By class of trade, the leaders are: supermarkets – Giant Food (Landover) with 160 stores, $6.37 billion in sales; clubs – Costco with 30 stores, $2.07 billion in extrapolated sales; mass -Walmart with 159 stores, $6.33 billion in extrapolated sales; drug – CVS with 612 stores and $3.70 billion in estimated sales; and convenience stores – 7-Eleven with 1,198 stores and an estimated $2.96 billion in revenue.

Additionally, the 20 military commissaries in the region rang up annual sales of $540.5 million, a slight increase over last year.

Viewed as a group, the 48 corporate chains in the market operated 5,181 stores and accrued an estimated $60.2 billion in annual sales, good for 98.2 percent of the Mid-Atlantic region’s $60.6 billion food and drug market.

Among all independent retailers (those operating between two and 17 stores), Mechanicsburg, PA-based Karns Prime & Fancy Foods led all merchants with annual sales of $186 million at its 10 Central PA stores. Baltimore-based B. Green, which operates stores under the Green Valley and Food Depot banners, ranked second among all indies with six stores and $143.9 million in annual volume. Also surpassing the $100 million sales mark was Family Owned Markets, the Millersville, PA retail marketing group that supervises seven independent stores in Central PA and northern MD that had annual sales of $127.7 million.

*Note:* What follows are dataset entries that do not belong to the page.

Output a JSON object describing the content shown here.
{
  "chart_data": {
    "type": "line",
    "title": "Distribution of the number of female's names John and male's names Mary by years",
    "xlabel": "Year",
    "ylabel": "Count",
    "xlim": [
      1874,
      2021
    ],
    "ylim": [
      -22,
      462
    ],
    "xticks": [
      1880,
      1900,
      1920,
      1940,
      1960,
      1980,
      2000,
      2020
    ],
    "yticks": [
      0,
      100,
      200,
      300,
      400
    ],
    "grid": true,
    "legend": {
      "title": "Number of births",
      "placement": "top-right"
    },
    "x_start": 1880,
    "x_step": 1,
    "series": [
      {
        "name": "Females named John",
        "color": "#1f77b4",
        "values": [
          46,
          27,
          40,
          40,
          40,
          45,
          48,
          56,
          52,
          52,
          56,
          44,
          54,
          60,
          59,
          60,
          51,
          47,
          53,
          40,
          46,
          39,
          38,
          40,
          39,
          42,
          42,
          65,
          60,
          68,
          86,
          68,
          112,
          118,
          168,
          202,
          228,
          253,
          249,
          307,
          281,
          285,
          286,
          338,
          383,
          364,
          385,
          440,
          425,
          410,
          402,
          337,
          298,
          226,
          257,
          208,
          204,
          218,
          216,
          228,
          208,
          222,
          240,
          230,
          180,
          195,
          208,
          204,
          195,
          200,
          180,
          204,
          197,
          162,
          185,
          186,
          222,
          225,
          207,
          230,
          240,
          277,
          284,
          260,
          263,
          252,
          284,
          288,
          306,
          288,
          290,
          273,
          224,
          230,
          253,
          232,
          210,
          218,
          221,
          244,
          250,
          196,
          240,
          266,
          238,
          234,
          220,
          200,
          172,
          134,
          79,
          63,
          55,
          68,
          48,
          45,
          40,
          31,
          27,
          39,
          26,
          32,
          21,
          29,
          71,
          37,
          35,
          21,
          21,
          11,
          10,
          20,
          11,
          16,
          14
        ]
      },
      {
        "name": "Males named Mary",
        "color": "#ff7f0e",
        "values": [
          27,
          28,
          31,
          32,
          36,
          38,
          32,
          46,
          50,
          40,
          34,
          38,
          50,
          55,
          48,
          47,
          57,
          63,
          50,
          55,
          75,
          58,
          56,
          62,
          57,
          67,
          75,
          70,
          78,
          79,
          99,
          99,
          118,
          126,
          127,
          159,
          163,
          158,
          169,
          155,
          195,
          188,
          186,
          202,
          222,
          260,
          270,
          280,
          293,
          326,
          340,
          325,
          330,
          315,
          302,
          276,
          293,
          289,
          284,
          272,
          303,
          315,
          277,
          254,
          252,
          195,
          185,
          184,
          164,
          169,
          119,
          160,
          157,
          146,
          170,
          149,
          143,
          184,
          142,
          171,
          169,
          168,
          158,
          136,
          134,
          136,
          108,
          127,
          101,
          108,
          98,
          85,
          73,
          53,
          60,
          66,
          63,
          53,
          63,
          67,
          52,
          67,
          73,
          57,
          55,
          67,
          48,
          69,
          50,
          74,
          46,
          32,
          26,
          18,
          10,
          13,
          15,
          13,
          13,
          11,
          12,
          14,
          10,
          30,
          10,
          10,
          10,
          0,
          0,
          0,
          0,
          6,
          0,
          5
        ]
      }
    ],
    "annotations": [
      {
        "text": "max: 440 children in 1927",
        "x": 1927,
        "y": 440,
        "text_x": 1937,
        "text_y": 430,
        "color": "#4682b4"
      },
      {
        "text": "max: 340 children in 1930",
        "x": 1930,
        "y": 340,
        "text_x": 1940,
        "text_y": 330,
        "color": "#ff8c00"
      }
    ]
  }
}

As a combined group, the 10 multi-store independent retail organizations in the Mid-Atlantic operated 52 supermarkets which garnered estimated annual sales of $786.5 million. Collectively, those stores controlled 1.28 percent of the region’s food and drug revenue.

Major news stories over the past year included the rejection of the Kroger-Albertsons merger by the FTC (which included 579 stores that would be acquired by wholesaler C&S).

Not surprisingly, when economic conditions get more challenging and sales and earnings are impacted, changes at the CEO level are inevitable. Here are a few c-suite changes we’ve seen over the past year that were caused by bottom line pressures or planned retirements. At Costco, Ron Vachris replaced Craig Jelinek as CEO who retired. Tim Wentworth became Walgreens’ newest chief executive after Rosalind Brewer resigned under pressure. Joel Rampoldt, a management consultant, become the first American born president of Lidl’s U.S. operations, replacing Michal Lagunionek. Rampoldt is the fifth person to lead the German discounter’s U.S. business in slightly more than a decade. Kevin Murphy took the helm at Publix on January 1, replacing Todd Jones, who became executive chairman of the highly profitable Lakeland, FL based grocery chain. Finally, Fred Boehler became chief executive officer of beleaguered discount merchant Save A Lot after Leon Bergmann was forced out.